Herman Cain admits payments to Ginger White, edges toward quitting
In an interview with New Hampshire's Union Leader newspaper, Herman Cain said his wife didn't know he was giving money to Ginger White, who claims to have had a 13-year affair with him. Cain also said quitting the presidential race 'is an option.'
Besieged by reports of personal misconduct involving women other than his wife, plus growing critical comment from conservative commentators and some Republican officials, Herman Cain says he’s considering dropping out of the presidential race.
The drip, drip, drip of revelations related to Cain’s conduct and character continued Thursday when he met with the editors of New Hampshire’s statewide Union Leader newspaper, a powerful conservative voice in Republican politics.
Cain acknowledged that he had been giving money to Ginger White, the woman who alleges that she had a 13-year affair with the Republican businessman. He also said that his wife Gloria did not know about that – or even that Ms. White was a friend of Cain’s – until the alleged affair was reported in recent days.
Cain would not say how much money he had given White, but he told the Union Leader “that he repeatedly gave Ginger White money to help her with ‘month-to-month bills and expenses’ without telling his wife.”
“She was out of work and had trouble paying her bills, and I had known her as a friend,” Cain said, emphasizing that there was no sexual affair. "She wasn't the only friend who I had helped in these tough economic times, and so her messages to me were relating to ‘need money for rent' or whatever the case may be. I don't remember all the specifics."
"I'm a soft-hearted person when it comes to that stuff. I have helped members of my church. I have helped members of my family,” he said. "And I know a lot of other people who had done the same thing, and sometimes, quite frankly, it was desperation.”
Still, Cain has been hard put to explain the 70 text messages he received from White over a four-month period.
Cain, once a prominent first-tier contender in the race for the GOP presidential nomination, has seen his standing in polls slide following a series of gaffes regarding important issues along with allegations of sexual harassment by four women.
Meanwhile, conservative political analysts and activists have been increasingly critical of the way Cain’s campaign has been conducted.
“It’s actually sad – watching a candidate as talented and capable as Herman Cain get so beat up because of incompetence and indecision within his campaign,” Republican consultant Chris LaCivita told Politico.com.

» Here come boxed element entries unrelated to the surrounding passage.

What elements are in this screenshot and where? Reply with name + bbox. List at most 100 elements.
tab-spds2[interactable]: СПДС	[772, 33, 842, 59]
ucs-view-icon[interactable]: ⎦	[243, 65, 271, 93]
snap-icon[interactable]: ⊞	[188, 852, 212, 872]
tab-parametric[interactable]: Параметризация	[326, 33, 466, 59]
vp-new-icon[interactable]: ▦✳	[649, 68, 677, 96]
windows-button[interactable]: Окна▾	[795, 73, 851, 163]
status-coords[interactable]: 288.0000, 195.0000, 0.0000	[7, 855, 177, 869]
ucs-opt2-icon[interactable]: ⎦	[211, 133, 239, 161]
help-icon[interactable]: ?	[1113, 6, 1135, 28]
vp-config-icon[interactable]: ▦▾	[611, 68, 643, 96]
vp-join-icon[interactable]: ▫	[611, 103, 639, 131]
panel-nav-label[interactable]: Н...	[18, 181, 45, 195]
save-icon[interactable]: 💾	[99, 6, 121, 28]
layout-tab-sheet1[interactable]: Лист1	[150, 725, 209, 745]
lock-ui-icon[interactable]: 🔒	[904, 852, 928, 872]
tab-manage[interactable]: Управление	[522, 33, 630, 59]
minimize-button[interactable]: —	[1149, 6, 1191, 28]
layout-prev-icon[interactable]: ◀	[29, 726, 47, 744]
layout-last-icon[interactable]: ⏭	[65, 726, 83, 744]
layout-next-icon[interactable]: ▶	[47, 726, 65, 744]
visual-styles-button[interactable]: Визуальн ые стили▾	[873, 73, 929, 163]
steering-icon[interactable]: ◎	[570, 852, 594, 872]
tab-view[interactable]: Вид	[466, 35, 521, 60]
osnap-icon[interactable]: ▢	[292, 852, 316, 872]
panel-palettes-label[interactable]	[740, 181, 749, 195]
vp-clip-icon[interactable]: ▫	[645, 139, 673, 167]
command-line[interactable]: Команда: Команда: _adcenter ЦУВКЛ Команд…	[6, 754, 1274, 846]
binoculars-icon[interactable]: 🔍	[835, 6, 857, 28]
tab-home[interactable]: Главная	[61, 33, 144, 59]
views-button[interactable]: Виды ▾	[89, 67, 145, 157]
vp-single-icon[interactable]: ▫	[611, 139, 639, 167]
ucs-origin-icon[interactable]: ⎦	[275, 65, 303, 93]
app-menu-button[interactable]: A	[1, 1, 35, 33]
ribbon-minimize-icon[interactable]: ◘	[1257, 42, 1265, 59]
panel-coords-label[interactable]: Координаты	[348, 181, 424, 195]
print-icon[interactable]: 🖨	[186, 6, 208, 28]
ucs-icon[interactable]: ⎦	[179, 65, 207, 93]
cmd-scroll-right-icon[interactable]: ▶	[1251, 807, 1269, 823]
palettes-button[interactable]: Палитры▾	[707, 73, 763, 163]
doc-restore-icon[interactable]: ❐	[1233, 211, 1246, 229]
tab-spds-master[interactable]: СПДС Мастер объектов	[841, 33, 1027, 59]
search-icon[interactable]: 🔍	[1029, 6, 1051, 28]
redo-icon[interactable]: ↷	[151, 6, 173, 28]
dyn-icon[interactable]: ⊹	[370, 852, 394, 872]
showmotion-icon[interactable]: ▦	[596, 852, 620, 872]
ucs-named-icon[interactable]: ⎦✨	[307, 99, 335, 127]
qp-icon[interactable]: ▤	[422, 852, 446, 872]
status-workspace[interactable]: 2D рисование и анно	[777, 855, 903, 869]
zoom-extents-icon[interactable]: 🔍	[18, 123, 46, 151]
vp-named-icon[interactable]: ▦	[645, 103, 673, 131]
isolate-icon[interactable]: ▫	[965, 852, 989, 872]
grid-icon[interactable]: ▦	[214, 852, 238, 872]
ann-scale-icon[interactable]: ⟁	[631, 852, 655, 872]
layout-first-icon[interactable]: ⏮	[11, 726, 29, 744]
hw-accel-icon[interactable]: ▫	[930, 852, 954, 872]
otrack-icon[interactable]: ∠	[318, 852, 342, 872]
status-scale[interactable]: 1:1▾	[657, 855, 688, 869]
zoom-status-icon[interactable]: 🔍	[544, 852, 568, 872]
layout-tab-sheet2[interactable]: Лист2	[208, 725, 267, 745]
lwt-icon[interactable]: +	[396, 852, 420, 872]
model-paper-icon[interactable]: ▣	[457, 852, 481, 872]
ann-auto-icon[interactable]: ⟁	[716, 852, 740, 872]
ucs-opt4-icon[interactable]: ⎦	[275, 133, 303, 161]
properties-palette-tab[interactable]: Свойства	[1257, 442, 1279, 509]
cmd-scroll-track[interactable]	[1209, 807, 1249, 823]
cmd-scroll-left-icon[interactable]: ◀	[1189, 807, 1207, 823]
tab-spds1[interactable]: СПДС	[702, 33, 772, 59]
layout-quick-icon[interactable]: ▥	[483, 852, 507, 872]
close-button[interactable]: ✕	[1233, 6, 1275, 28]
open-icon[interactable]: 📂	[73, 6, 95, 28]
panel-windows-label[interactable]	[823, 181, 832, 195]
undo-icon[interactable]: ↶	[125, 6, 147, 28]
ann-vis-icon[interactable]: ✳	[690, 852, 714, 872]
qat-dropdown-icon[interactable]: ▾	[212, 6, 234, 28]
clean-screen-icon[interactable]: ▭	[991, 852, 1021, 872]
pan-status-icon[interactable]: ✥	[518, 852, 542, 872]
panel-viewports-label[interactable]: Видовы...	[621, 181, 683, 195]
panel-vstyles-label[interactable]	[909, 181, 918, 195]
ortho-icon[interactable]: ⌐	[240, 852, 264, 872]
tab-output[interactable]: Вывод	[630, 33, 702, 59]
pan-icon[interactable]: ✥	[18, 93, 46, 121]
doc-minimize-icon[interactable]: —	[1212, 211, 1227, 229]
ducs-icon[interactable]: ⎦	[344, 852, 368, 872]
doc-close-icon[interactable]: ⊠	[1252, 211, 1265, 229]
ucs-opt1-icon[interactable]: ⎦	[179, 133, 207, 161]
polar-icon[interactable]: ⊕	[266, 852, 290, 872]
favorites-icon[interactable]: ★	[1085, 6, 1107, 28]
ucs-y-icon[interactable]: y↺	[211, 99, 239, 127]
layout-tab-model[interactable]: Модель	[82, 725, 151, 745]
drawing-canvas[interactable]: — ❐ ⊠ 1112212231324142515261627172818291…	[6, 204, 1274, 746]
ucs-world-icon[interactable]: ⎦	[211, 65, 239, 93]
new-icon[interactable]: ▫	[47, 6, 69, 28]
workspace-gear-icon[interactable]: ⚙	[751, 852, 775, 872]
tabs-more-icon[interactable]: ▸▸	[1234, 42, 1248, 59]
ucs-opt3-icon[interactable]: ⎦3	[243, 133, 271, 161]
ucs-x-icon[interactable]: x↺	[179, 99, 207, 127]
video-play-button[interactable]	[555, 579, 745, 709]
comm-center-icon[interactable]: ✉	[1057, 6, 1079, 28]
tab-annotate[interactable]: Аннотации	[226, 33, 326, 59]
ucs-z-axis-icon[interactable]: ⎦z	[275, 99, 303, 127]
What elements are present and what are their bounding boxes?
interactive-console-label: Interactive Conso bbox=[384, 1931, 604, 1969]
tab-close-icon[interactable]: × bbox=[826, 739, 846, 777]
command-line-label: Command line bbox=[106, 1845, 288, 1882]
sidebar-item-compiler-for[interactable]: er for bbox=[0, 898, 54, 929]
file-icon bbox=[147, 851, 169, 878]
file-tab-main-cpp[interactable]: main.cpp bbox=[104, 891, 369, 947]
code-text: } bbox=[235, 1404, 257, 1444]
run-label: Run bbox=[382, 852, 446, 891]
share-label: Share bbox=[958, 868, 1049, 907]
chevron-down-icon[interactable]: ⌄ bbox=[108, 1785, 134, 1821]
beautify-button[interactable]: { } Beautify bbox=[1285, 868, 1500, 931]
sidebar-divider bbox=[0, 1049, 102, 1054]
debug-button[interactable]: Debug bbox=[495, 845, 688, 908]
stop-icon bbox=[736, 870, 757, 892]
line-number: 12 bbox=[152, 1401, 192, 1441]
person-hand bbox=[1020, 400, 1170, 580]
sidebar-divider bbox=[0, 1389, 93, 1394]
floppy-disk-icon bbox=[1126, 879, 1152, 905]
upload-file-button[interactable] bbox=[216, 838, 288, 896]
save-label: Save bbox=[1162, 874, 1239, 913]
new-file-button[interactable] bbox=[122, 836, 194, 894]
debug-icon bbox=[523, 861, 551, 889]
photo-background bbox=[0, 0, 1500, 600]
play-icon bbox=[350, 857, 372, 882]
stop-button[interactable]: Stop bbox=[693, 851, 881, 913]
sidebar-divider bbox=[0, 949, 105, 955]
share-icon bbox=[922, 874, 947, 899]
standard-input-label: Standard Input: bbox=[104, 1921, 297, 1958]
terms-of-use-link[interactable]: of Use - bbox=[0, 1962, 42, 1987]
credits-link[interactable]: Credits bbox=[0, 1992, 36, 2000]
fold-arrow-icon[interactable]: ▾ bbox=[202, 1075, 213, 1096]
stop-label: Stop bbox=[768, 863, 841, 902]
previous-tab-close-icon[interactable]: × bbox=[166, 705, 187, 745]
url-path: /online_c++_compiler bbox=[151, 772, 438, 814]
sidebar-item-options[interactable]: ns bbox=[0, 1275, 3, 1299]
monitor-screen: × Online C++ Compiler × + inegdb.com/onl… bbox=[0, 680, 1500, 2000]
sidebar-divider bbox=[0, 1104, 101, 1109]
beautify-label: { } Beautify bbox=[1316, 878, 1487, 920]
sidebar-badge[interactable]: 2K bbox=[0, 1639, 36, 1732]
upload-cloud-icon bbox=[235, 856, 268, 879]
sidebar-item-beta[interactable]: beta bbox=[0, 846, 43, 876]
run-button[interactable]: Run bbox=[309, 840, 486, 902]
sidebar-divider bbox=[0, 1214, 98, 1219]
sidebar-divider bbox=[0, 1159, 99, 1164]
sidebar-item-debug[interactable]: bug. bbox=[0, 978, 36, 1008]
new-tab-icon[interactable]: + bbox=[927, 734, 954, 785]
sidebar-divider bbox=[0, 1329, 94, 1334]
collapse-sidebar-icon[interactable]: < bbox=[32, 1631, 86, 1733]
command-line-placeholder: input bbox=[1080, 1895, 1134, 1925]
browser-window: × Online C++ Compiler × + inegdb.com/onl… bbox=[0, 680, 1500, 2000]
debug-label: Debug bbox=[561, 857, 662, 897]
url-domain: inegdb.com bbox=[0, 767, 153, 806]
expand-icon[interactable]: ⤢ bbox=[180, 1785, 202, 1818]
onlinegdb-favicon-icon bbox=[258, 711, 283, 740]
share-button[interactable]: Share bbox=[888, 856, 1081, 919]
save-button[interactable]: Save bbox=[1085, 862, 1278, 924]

Dave Welch, another Republican strategist who worked on both of John McCain’s presidential bids, told the AP, “His chance at winning the presidency is effectively zero.”
For now, Cain’s political future appears to hang on how his wife deals with the latest news involving another woman. Cain has been on the campaign trail, and the two have not been face-to-face since White made her allegation about the long-running affair, which she said ended just this year when Cain entered the presidential race.
"My wife now knows," Cain said, according to the Union Leader. "My wife and I have talked about it and I have explained it to her. My wife understands that I'm a soft-hearted, giving person."
Acknowledging that it is “only speculation,” Cain suggested that somebody paid White to go public with her charge.
Early this week, Cain and his political operatives said he was “reassessing” his campaign, while emphasizing that he planned to continue in any case.
Now, he said in the interview in New Hampshire Thursday, “getting out is an option.”
Cain will be back home in Georgia to meet with his wife and other family members Friday.
"I would make a decision based on how all of this stuff is affecting her, because I will put her first," he said.